9 Ekim 2018 Salı

Babalık


BABALIK

Çocuklarımın nüfus kayıtları eskirken onlar neden benim gözümde büyümüyorlar bilmiyorum ama bu pek hoşuma gidiyor. Hala oğlum hızlı hareket ederken bir yere çarpar endişesiyle gözümün ona takılması, kızımın bir kaşık fazla yemesi için onu kandırmaya çalışmak bitmeyecek gibi.
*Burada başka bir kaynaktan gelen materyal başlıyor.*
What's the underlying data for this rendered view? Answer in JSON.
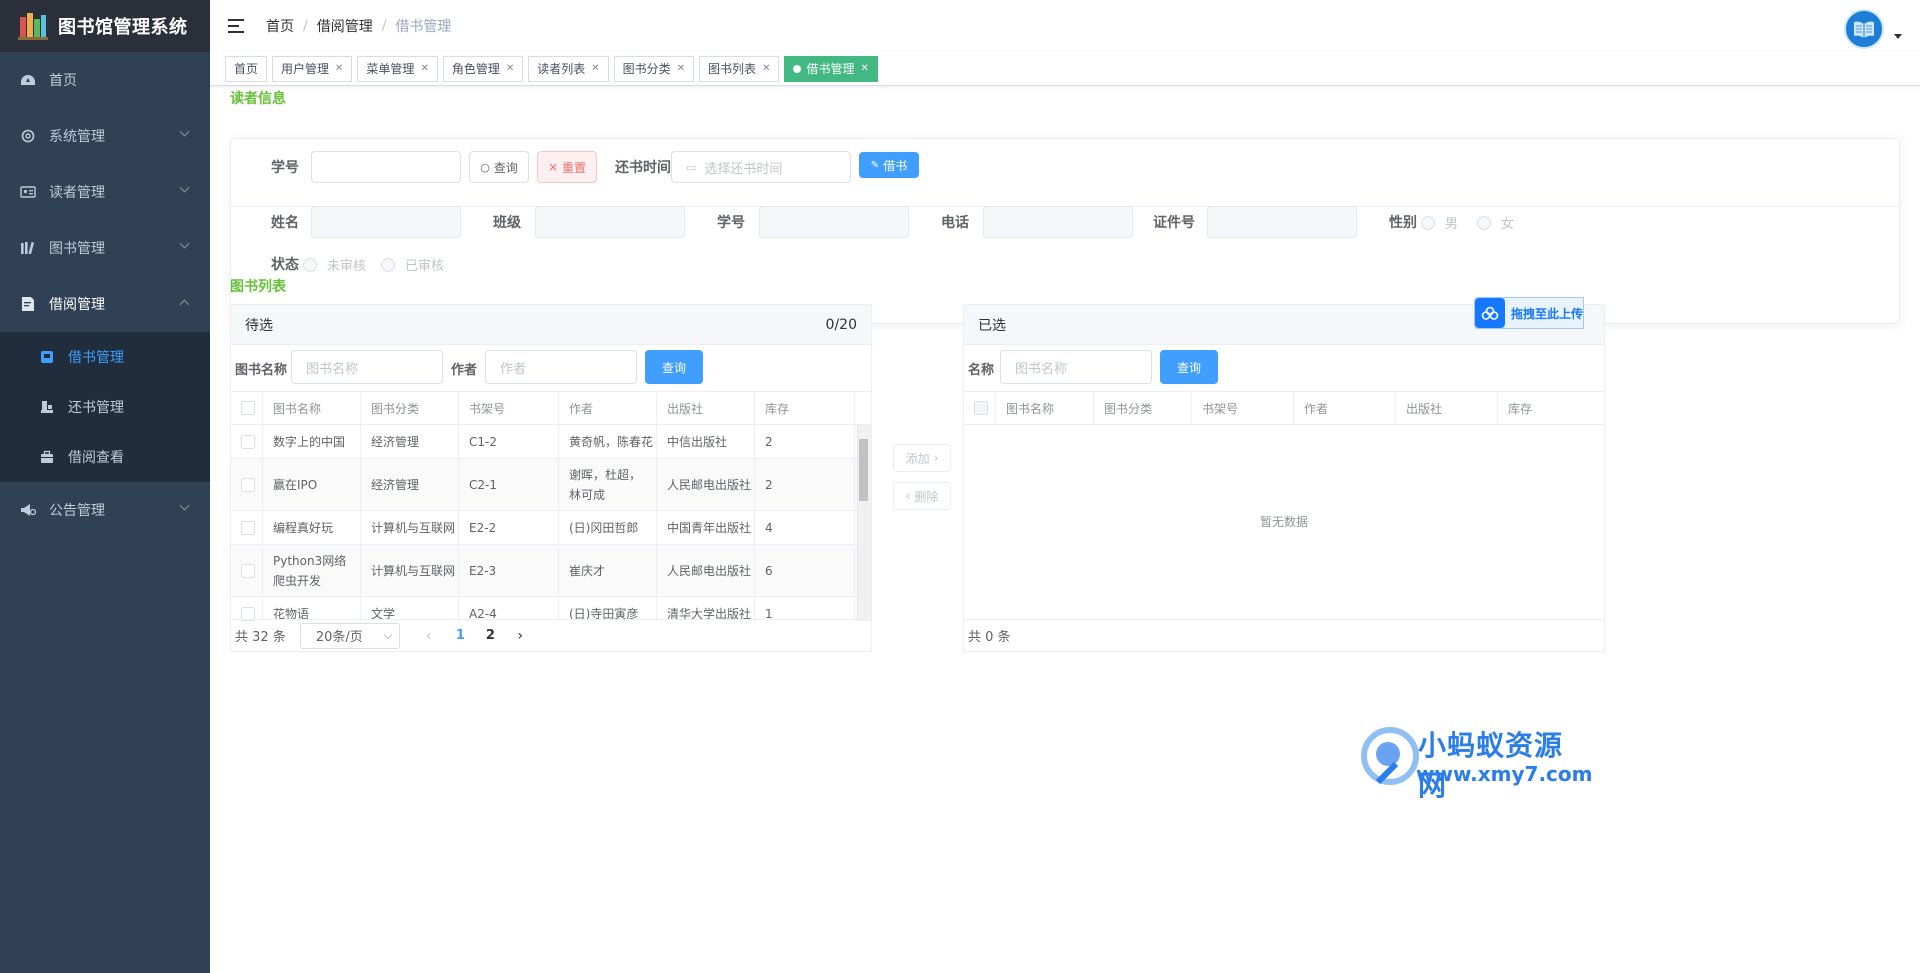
{
  "app": {
    "title": "图书馆管理系统"
  },
  "sidebar": {
    "items": [
      {
        "label": "首页",
        "icon": "dashboard-icon"
      },
      {
        "label": "系统管理",
        "icon": "gear-icon"
      },
      {
        "label": "读者管理",
        "icon": "id-card-icon"
      },
      {
        "label": "图书管理",
        "icon": "books-icon"
      },
      {
        "label": "借阅管理",
        "icon": "document-icon"
      },
      {
        "label": "公告管理",
        "icon": "announcement-icon"
      }
    ],
    "sub_items": [
      {
        "label": "借书管理",
        "icon": "book-icon"
      },
      {
        "label": "还书管理",
        "icon": "return-icon"
      },
      {
        "label": "借阅查看",
        "icon": "briefcase-icon"
      }
    ],
    "active_sub": "借书管理"
  },
  "breadcrumb": [
    "首页",
    "借阅管理",
    "借书管理"
  ],
  "tabs": [
    {
      "label": "首页",
      "closable": false
    },
    {
      "label": "用户管理",
      "closable": true
    },
    {
      "label": "菜单管理",
      "closable": true
    },
    {
      "label": "角色管理",
      "closable": true
    },
    {
      "label": "读者列表",
      "closable": true
    },
    {
      "label": "图书分类",
      "closable": true
    },
    {
      "label": "图书列表",
      "closable": true
    },
    {
      "label": "借书管理",
      "closable": true,
      "active": true
    }
  ],
  "reader": {
    "section_title": "读者信息",
    "student_id_label": "学号",
    "query_button": "查询",
    "reset_button": "重置",
    "return_time_label": "还书时间",
    "return_time_placeholder": "选择还书时间",
    "borrow_button": "借书",
    "fields": {
      "name": "姓名",
      "class": "班级",
      "student_id": "学号",
      "phone": "电话",
      "id_number": "证件号",
      "gender": "性别",
      "gender_male": "男",
      "gender_female": "女",
      "status": "状态",
      "status_unreviewed": "未审核",
      "status_reviewed": "已审核"
    }
  },
  "books": {
    "section_title": "图书列表",
    "left": {
      "title": "待选",
      "count": "0/20",
      "name_label": "图书名称",
      "name_placeholder": "图书名称",
      "author_label": "作者",
      "author_placeholder": "作者",
      "query_button": "查询",
      "columns": [
        "图书名称",
        "图书分类",
        "书架号",
        "作者",
        "出版社",
        "库存"
      ],
      "rows": [
        [
          "数字上的中国",
          "经济管理",
          "C1-2",
          "黄奇帆，陈春花",
          "中信出版社",
          "2"
        ],
        [
          "赢在IPO",
          "经济管理",
          "C2-1",
          "谢晖，杜超，林可成",
          "人民邮电出版社",
          "2"
        ],
        [
          "编程真好玩",
          "计算机与互联网",
          "E2-2",
          "(日)冈田哲郎",
          "中国青年出版社",
          "4"
        ],
        [
          "Python3网络爬虫开发",
          "计算机与互联网",
          "E2-3",
          "崔庆才",
          "人民邮电出版社",
          "6"
        ],
        [
          "花物语",
          "文学",
          "A2-4",
          "(日)寺田寅彦",
          "清华大学出版社",
          "1"
        ]
      ],
      "total": "共 32 条",
      "page_size": "20条/页",
      "pages": [
        "1",
        "2"
      ],
      "current_page": "1"
    },
    "add_button": "添加",
    "remove_button": "删除",
    "right": {
      "title": "已选",
      "name_label": "名称",
      "name_placeholder": "图书名称",
      "query_button": "查询",
      "columns": [
        "图书名称",
        "图书分类",
        "书架号",
        "作者",
        "出版社",
        "库存"
      ],
      "empty": "暂无数据",
      "total": "共 0 条"
    }
  },
  "float_upload": "拖拽至此上传",
  "watermark": {
    "title": "小蚂蚁资源网",
    "url": "www.xmy7.com"
  },
  "colors": {
    "sidebar": "#304156",
    "accent": "#409eff",
    "active_tag": "#42b983",
    "section_title": "#67c23a"
  }
}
Babalar için hayat biraz nankör. Çocuğun olunca görevlerin artıyor  ve onlarla geçirebileceği vakit azalıyor. Görevlerini tamamlayıp vakit bulduğunda da onları uzaktan seyretme zamanı gelmiş oluyor. Babalığın bir okulu yok. Ben babalık hakkında öğrendiklerimi çocuklarımdan öğrendim. Onların çocukluklarını keyifle yaşadım ama hiç doyamadım. 
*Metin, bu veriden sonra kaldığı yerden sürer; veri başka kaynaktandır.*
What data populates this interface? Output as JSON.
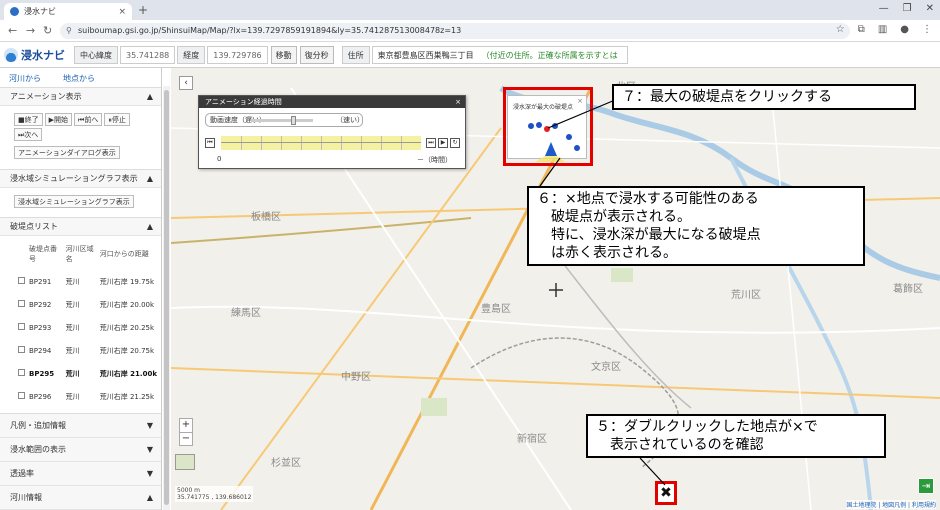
{
  "browser": {
    "tab_title": "浸水ナビ",
    "tab_close": "×",
    "new_tab": "+",
    "url": "suiboumap.gsi.go.jp/ShinsuiMap/Map/?lx=139.7297859191894&ly=35.741287513008478z=13",
    "window_controls": [
      "—",
      "❐",
      "✕"
    ]
  },
  "header": {
    "logo": "浸水ナビ",
    "center_lat_label": "中心緯度",
    "center_lat_value": "35.741288",
    "center_lon_label": "経度",
    "center_lon_value": "139.729786",
    "move_button": "移動",
    "restore_button": "復分秒",
    "address_label": "住所",
    "address_value": "東京都豊島区西巣鴨三丁目",
    "address_note": "（付近の住所。正確な所属を示すとは限らない。）"
  },
  "sidebar": {
    "tabs": [
      "河川から",
      "地点から"
    ],
    "animation": {
      "title": "アニメーション表示",
      "buttons": [
        "■終了",
        "▶開始",
        "⏮前へ",
        "⏸停止",
        "⏭次へ"
      ],
      "dialog_button": "アニメーションダイアログ表示"
    },
    "graph": {
      "title": "浸水域シミュレーショングラフ表示",
      "button": "浸水域シミュレーショングラフ表示"
    },
    "breach": {
      "title": "破堤点リスト",
      "columns": [
        "破堤点番号",
        "河川区域名",
        "河口からの距離"
      ],
      "rows": [
        {
          "id": "BP291",
          "river": "荒川",
          "dist": "荒川右岸 19.75k"
        },
        {
          "id": "BP292",
          "river": "荒川",
          "dist": "荒川右岸 20.00k"
        },
        {
          "id": "BP293",
          "river": "荒川",
          "dist": "荒川右岸 20.25k"
        },
        {
          "id": "BP294",
          "river": "荒川",
          "dist": "荒川右岸 20.75k"
        },
        {
          "id": "BP295",
          "river": "荒川",
          "dist": "荒川右岸 21.00k"
        },
        {
          "id": "BP296",
          "river": "荒川",
          "dist": "荒川右岸 21.25k"
        },
        {
          "id": "BP297",
          "river": "荒川",
          "dist": "荒川右岸 21.50k"
        }
      ],
      "highlighted_index": 4
    },
    "collapsed_sections": [
      "凡例・追加情報",
      "浸水範囲の表示",
      "透過率",
      "河川情報"
    ]
  },
  "animation_panel": {
    "title": "アニメーション経過時間",
    "close": "×",
    "speed_label": "動画速度（遅い）",
    "speed_fast": "（速い）",
    "time_start": "0",
    "time_unit": "－（時間）"
  },
  "popup": {
    "title": "浸水深が最大の破堤点",
    "close": "×"
  },
  "map": {
    "ward_labels": [
      "北区",
      "板橋区",
      "練馬区",
      "豊島区",
      "文京区",
      "中野区",
      "新宿区",
      "杉並区",
      "荒川区",
      "葛飾区"
    ],
    "zoom_in": "+",
    "zoom_out": "−",
    "scale": "5000 m",
    "coords": "35.741775 , 139.686012",
    "attribution": "国土地理院 | 地図凡例 | 利用規約",
    "marker_symbol": "✖"
  },
  "annotations": {
    "step7": "７：最大の破堤点をクリックする",
    "step6": "６：×地点で浸水する可能性のある\n　破堤点が表示される。\n　特に、浸水深が最大になる破堤点\n　は赤く表示される。",
    "step5": "５：ダブルクリックした地点が×で\n　表示されているのを確認"
  },
  "colors": {
    "highlight": "#e50000",
    "brand": "#1a4e9a",
    "timeline": "#f4f1a0"
  }
}
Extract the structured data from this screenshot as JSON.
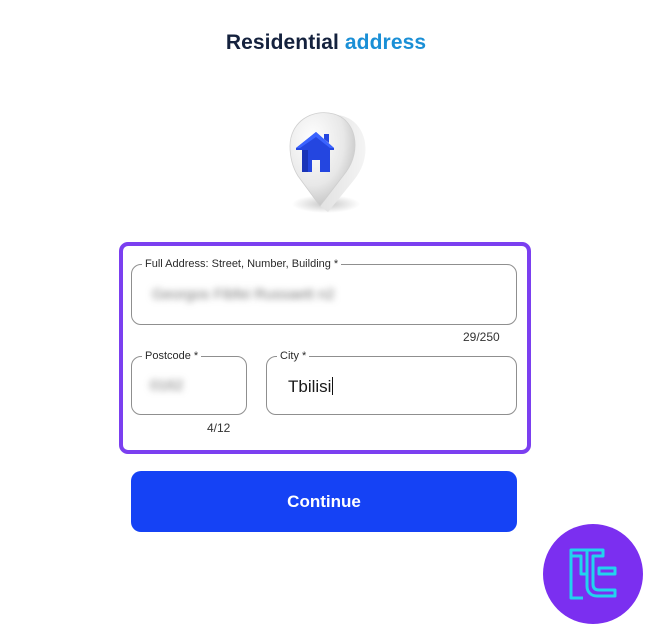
{
  "header": {
    "title_part1": "Residential",
    "title_part2": "address"
  },
  "illustration": {
    "icon": "home-location-pin-icon"
  },
  "form": {
    "full_address": {
      "label": "Full Address: Street, Number, Building *",
      "value": "Georgos Fibfei Russaett n2",
      "counter": "29/250"
    },
    "postcode": {
      "label": "Postcode *",
      "value": "0162",
      "counter": "4/12"
    },
    "city": {
      "label": "City *",
      "value": "Tbilisi"
    }
  },
  "actions": {
    "continue_label": "Continue"
  },
  "colors": {
    "title_dark": "#14213d",
    "title_accent": "#1a8fd6",
    "focus_border": "#7b3ff0",
    "button": "#1542f5",
    "logo_bg": "#7b2ff0",
    "logo_stroke": "#22d3ee"
  },
  "brand": {
    "logo": "brand-logo-icon"
  }
}
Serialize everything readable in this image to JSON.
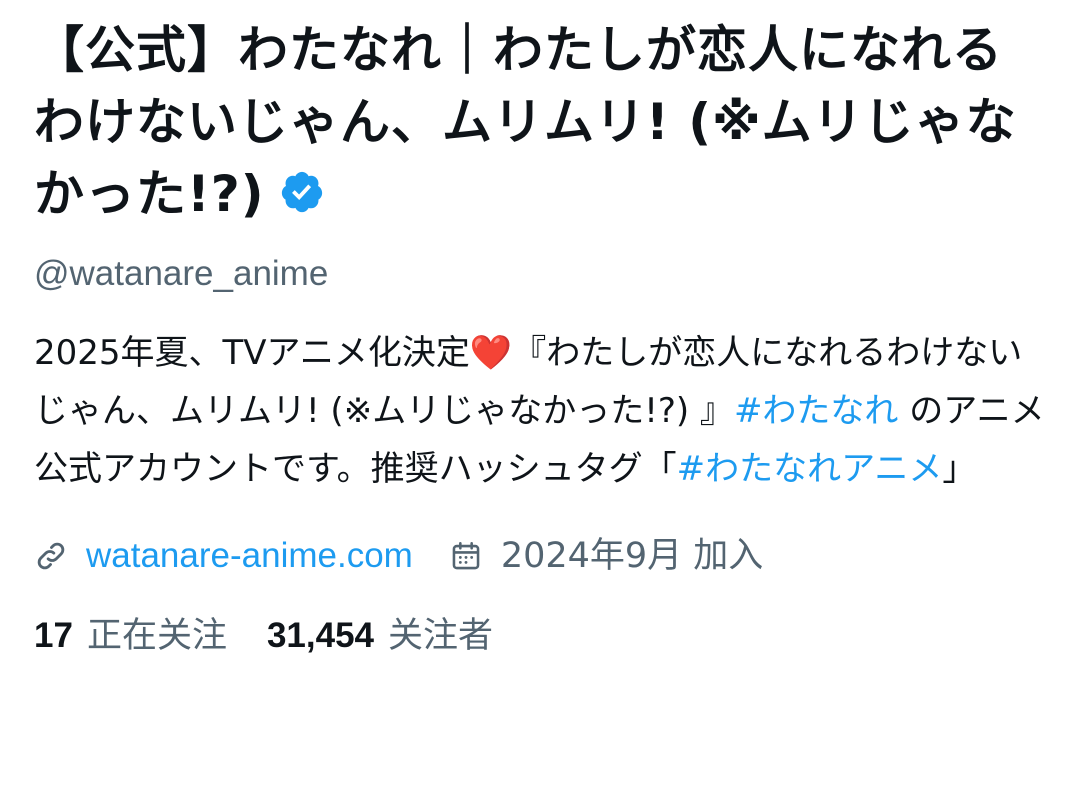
{
  "profile": {
    "display_name": "【公式】わたなれ｜わたしが恋人になれるわけないじゃん、ムリムリ! (※ムリじゃなかった!?)",
    "verified_icon": "verified-badge-icon",
    "handle": "@watanare_anime",
    "bio": {
      "part1": "2025年夏、TVアニメ化決定",
      "heart": "❤️",
      "part2": "『わたしが恋人になれるわけないじゃん、ムリムリ! (※ムリじゃなかった!?) 』",
      "hashtag1": "#わたなれ",
      "part3": " のアニメ公式アカウントです。推奨ハッシュタグ「",
      "hashtag2": "#わたなれアニメ",
      "part4": "」"
    },
    "website": "watanare-anime.com",
    "joined": "2024年9月 加入",
    "following_count": "17",
    "following_label": "正在关注",
    "followers_count": "31,454",
    "followers_label": "关注者"
  },
  "colors": {
    "text": "#0f1419",
    "secondary": "#536471",
    "link": "#1d9bf0",
    "verified": "#1d9bf0",
    "heart": "#e0245e"
  }
}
Yıllar saçlarımı beyazlatırken yaşadıklarım yüreğimde ve hafızamda değerli dersler bırakıyor. Ne yazık ki çocuklarım benim öğrenirken biriktirdiklerimden daha hızlı büyüdüğü için artık onların soruları karşısında bazen kendimi yetersiz hissediyorum.  Torunum Ece’nin beni şaşırtan söylem ve değerlendirmeleri, yeni kuşakların bayrağı çok daha çabuk devraldıklarının bir göstergesi gibi.  Belki de artık zaman benim için onlara bakıp izleme ve gururlanma zamanı.